Sinon les "créateurs de richesse" emporteront leurs talents ailleurs, au détriment de tous ceux qui auraient pu bénéficier de la bonne performance de
l'entreprise (à savoir son profit en termes de royalties). Les Steve Jobs (cofondateur d'Apple) et les Richard Branson (l'homme des Virgin Mégastores) sont en effet très rares. Mais on ne peut
pas en dire autant des salaires fabuleux que les individus admis dans le cercle magique des grosses huiles considèrent comme allant de soi, qu'ils mènent les entreprises à la tête desquelles ils
ont été nommés à la victoire ou à la catastrophe. Les noms célèbres cités chaque fois qu'est évoquée la théorie du "ruissellement" ne servent qu'à dissimuler le fait que l'élite des super-riches
s'est octroyé une police d'assurance implicite et collective, et ce quels que soient ses résultats...
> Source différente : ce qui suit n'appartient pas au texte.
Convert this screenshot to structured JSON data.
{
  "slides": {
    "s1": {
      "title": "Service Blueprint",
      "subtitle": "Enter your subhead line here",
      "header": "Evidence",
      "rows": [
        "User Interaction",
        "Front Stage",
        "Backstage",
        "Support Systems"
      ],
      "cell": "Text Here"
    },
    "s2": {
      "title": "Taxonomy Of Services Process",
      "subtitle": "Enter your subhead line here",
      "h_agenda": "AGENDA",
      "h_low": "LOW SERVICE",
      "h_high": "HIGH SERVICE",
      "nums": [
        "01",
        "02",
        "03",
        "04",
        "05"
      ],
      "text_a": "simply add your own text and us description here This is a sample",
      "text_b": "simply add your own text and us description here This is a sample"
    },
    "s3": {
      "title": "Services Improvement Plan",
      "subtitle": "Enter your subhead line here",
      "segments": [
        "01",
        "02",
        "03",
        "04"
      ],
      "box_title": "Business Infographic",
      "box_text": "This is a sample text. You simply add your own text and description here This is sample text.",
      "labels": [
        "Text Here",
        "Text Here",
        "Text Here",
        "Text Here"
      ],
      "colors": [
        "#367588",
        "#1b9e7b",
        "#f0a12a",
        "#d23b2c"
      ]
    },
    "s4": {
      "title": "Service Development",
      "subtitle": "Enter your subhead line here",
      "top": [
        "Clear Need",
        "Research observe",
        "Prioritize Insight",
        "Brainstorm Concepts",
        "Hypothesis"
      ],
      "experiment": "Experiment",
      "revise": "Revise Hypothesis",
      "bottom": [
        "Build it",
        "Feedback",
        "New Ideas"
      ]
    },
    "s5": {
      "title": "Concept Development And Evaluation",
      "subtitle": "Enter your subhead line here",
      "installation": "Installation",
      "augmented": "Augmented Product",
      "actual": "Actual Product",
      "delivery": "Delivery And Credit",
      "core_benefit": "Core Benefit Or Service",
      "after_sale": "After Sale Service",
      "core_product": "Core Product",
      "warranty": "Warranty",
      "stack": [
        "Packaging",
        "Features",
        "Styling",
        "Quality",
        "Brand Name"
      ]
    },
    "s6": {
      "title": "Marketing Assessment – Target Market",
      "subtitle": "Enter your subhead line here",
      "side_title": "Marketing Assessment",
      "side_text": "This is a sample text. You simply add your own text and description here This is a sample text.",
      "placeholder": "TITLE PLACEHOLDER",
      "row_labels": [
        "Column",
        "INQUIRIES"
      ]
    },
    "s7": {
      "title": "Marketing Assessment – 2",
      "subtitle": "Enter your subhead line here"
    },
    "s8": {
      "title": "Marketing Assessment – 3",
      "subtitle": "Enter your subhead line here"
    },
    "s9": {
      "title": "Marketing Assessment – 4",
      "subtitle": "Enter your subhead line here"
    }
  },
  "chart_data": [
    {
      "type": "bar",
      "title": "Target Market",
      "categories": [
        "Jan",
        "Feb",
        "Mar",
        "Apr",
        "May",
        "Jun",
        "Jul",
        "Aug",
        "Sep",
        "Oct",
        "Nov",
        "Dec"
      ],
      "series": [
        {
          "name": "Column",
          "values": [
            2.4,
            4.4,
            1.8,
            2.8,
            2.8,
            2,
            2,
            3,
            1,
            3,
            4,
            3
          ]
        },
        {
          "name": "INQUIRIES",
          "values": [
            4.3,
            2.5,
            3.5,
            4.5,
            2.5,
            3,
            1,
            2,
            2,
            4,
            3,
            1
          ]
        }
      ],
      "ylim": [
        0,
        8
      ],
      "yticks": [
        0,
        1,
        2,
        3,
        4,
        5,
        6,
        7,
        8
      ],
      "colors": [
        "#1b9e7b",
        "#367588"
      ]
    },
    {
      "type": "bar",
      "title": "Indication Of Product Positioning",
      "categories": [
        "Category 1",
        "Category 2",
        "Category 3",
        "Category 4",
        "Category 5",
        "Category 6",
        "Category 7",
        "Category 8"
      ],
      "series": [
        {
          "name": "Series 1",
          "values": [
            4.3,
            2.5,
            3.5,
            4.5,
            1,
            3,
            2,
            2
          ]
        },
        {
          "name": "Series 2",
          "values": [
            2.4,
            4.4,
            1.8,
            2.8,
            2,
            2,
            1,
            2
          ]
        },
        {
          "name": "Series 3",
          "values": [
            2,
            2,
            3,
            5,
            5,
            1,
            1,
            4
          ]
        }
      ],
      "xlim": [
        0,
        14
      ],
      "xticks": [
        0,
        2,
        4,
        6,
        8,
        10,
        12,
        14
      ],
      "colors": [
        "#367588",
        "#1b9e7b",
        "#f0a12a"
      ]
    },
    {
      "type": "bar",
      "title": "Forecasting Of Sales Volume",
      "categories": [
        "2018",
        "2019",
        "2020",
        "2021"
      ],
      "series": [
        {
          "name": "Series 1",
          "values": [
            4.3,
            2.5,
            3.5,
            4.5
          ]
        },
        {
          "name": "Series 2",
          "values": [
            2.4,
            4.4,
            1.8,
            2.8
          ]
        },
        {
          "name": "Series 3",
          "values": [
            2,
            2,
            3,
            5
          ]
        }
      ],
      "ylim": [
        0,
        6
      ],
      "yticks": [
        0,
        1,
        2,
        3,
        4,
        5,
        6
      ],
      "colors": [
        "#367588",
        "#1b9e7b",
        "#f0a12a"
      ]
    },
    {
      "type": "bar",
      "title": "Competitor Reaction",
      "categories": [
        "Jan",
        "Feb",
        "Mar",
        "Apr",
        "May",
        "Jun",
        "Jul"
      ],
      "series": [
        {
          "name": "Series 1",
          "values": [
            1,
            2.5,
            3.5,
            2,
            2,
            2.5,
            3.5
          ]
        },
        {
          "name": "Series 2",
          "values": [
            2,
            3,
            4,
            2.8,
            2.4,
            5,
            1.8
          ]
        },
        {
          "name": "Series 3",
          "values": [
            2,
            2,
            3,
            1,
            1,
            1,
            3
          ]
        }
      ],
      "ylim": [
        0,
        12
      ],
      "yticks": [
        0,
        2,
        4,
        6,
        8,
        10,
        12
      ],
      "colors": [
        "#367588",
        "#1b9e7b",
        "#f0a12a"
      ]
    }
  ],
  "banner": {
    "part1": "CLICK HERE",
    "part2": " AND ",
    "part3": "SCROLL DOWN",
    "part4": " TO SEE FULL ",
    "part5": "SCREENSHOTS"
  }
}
En pratique, cette police d'assurance - au lieu de les y inciter ou même de garantir une hausse de la production de richesse publique - opère une
coupure entre leurs droits à la fortune et les bénéfices qu'ils pourraient ou non apporter à ceux dont ils sont censés favoriser la prospérité. Le véritable but de cette police d'assurance est de
garantir des privilèges, non de les mettre au service de la société. Elle a pour effet d'épargner à un petit groupe de très hauts salaires l'impact de la catastrophe que leurs activités peuvent
causer à tous ceux qu'ils livrent aux caprices du destin...."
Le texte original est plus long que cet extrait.